The day my mom passed away, the Hospice nurse (they are angels on earth!) told me, “You’ve taken excellent care of your mother and now it’s time to take care of yourself.” Well, this didn’t happen. About six months after this, my best friend got a divorce and felt desperate and alone. To make a long story short, she moved to where I am and had some mental problems. I ended up taking care of her. She and my brother got together and he unexpectedly passed away seven months ago, leaving me with no more family at all. Her daughter took her back to live in another state. She passed away a couple of months ago, again unexpectedly. All of this was a life altering shock and left me deep in despair and anxiety.
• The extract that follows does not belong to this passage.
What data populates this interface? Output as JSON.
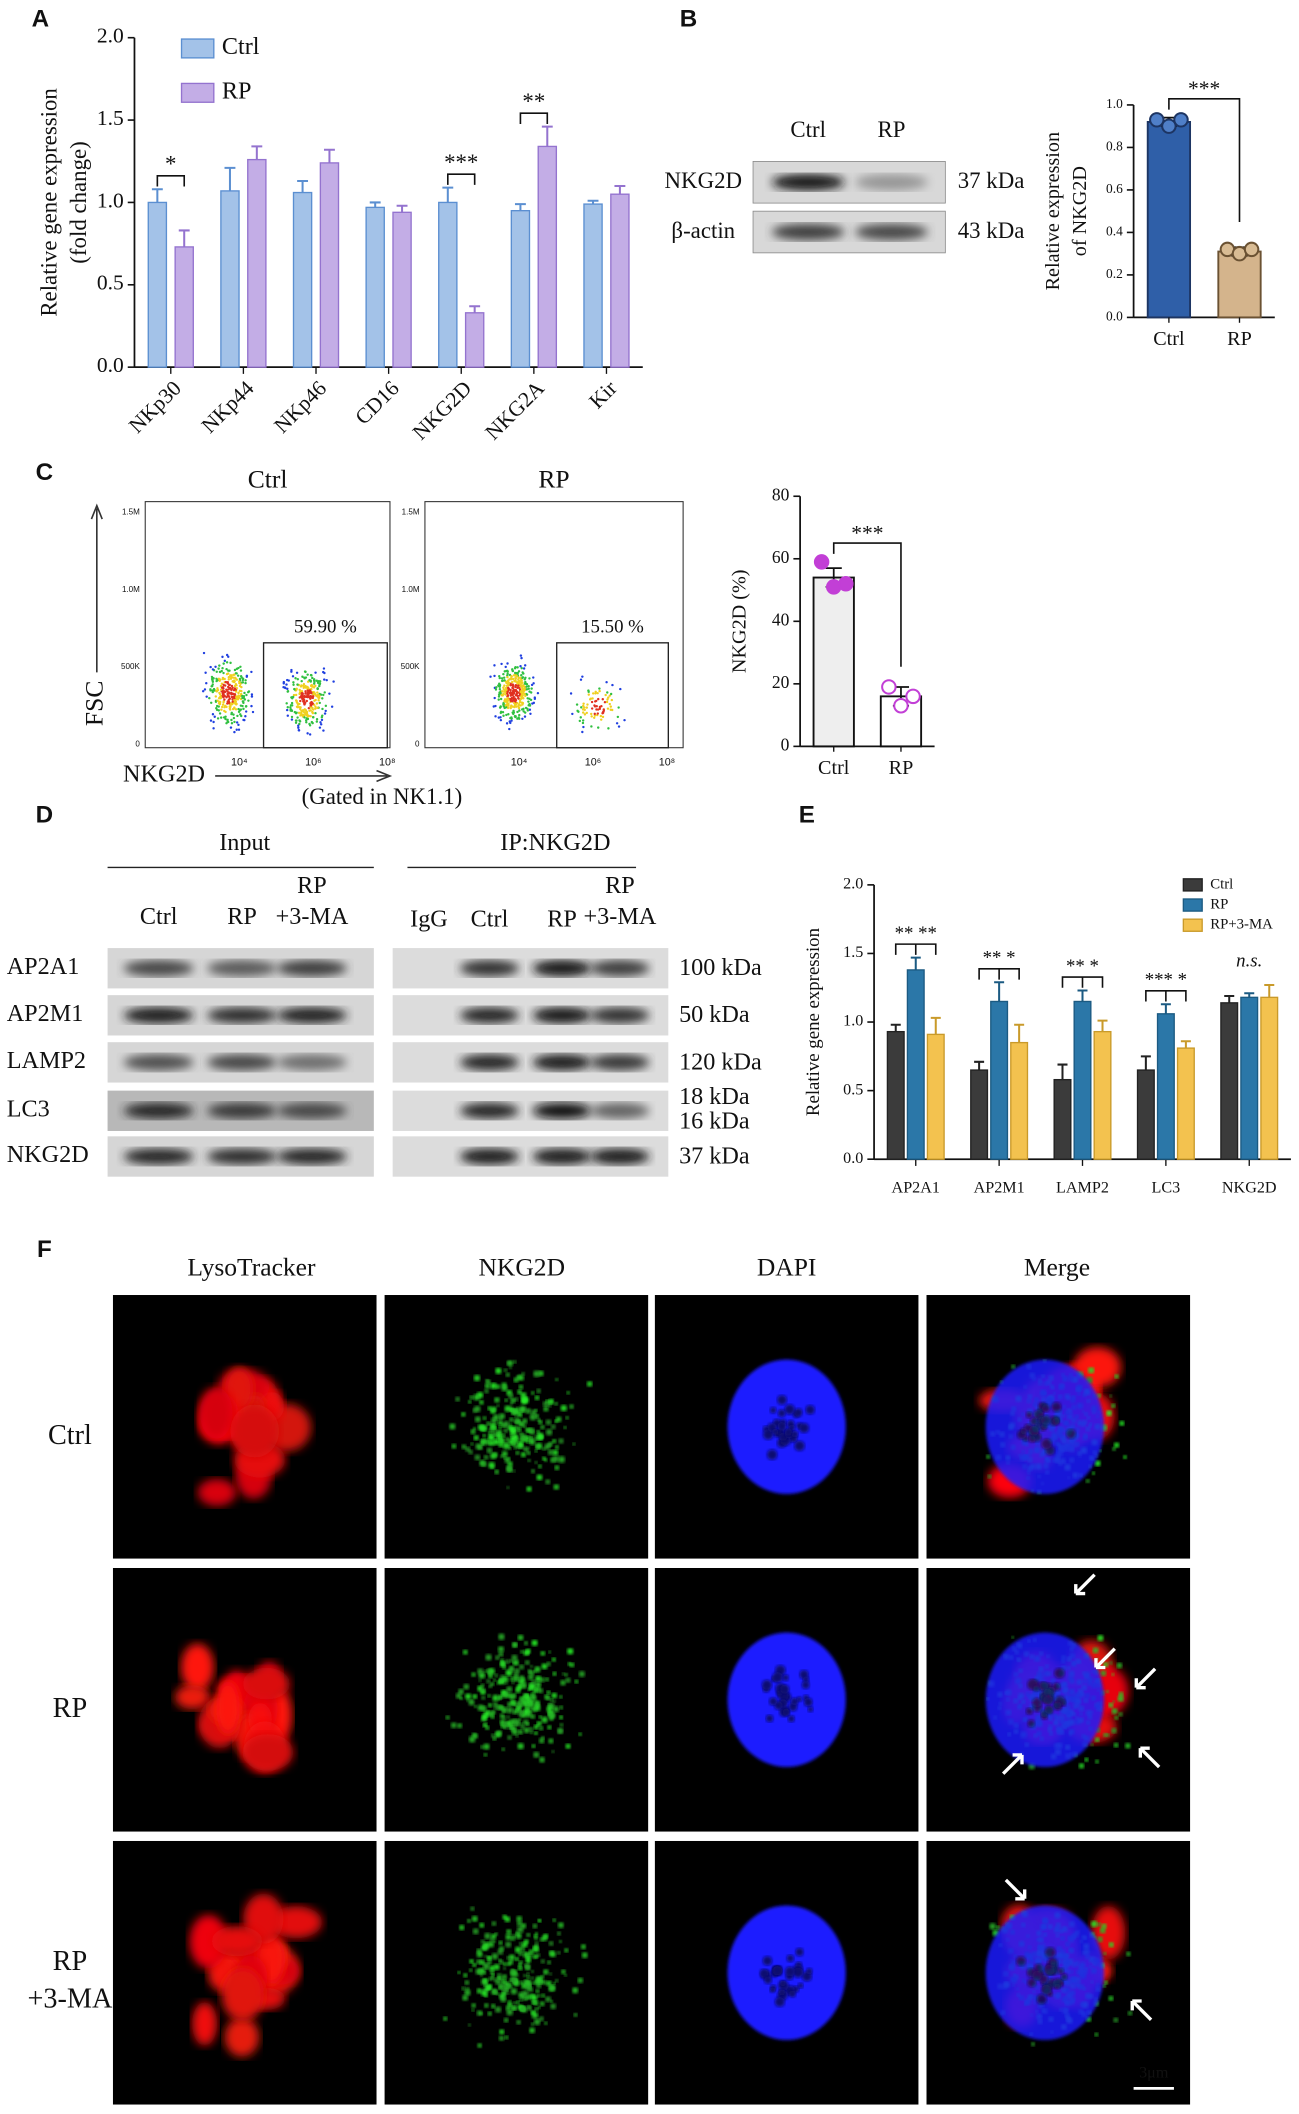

Now I am desperately trying to recover and I know that I have to take care of myself. I’m used to taking care of people…so why is it so hard to do it for myself? I realized the other day that I am not as good to myself, not as forgiving, caring, or gentle as I am with other people. Does this sound familiar to you? Are you, too, one of those who can’t seem to take care of yourself as well as you do others?  Why is it so hard to be good to ourselves?

Why are we so hard on our poor souls? I know I am very critical of  myself and I’ll bet you are too. I can’t give myself the same hope I gave to  others. I try, but too often I end up feeling more hopeless and trying to fight the negative thoughts in my head…all the “what ifs” and  “what am I going to dos.” I think there is an element of feeling selfish to think only about myself. Then I remember that I’m all alone now and so it’s ok to think about just me for a change. I have to to survive. But it is turning out to be a long, hard lesson to learn. Sometimes I think I don’t care as much about myself as I do others. I keep reading that you have to love yourself. Why is it so hard to do?

If you feel the same way, please leave me a comment. It helps to know you’re not the only one who has a problem and it  is my deepest hope that anyone reading my blog feels less alone.

Take good care of yourself…you have my permission. Love yourself as much as you love others.

 

4 Comments

  • By Jay Sis, March 30, 2015 @ 12:36 am

    I am exactly like you. I am trying my hardest to be nicer to myself which includes standing up to people who cross the line with me. Sigh. Everyday is a struggle for me to make life beautiful for myself. Many times I have to practice NOT helping anyone because I know I will fall into the habit of being completely selfless.

  • By Sheila, March 30, 2015 @ 4:49 am

    Ah, that’s a good point! We have to be careful that we don’t help others so much that we lose ourselves. Being good to ourselves is a struggle every day and it shouldn’t be, but it is. You have a good grasp on it though, so hang in there. Thanks for your comment.

  • By LorissaLeigh, September 29, 2015 @ 10:13 am

    I really struggle with this, too! I think its about pushing through the weird feelings that “this is uncomfortable, this is not my norm..” and just doing a small thing everyday that is just to be good to myself. Not something that feels like a chore, and not something that is indulging in a external source of comfort (like pigging out on cookies.. ahem, ahem 😉 ) Right now i’m just practicing giving myself a little time every day to fill up on things that make me feel good, like reading this blog, of a kindred spirit <3 communicating with an online community of like-minded folks, journaling, reading, etc. Thank you for being this ray of light, shining in dark places, Sheila. Thank you for sharing your story!

  • By Sheila, September 30, 2015 @ 6:02 am

    LorissaLeigh, thank you so much. I’ve never been called a “ray of light” before and it made my day. You are so on the right track, with doing a small thing every day to be good to yourself. I read a lot too and visit so many blogs that make me feel better. And I also pig out on cookies once in awhile…haha. Thanks for reading and commenting. Much love to you.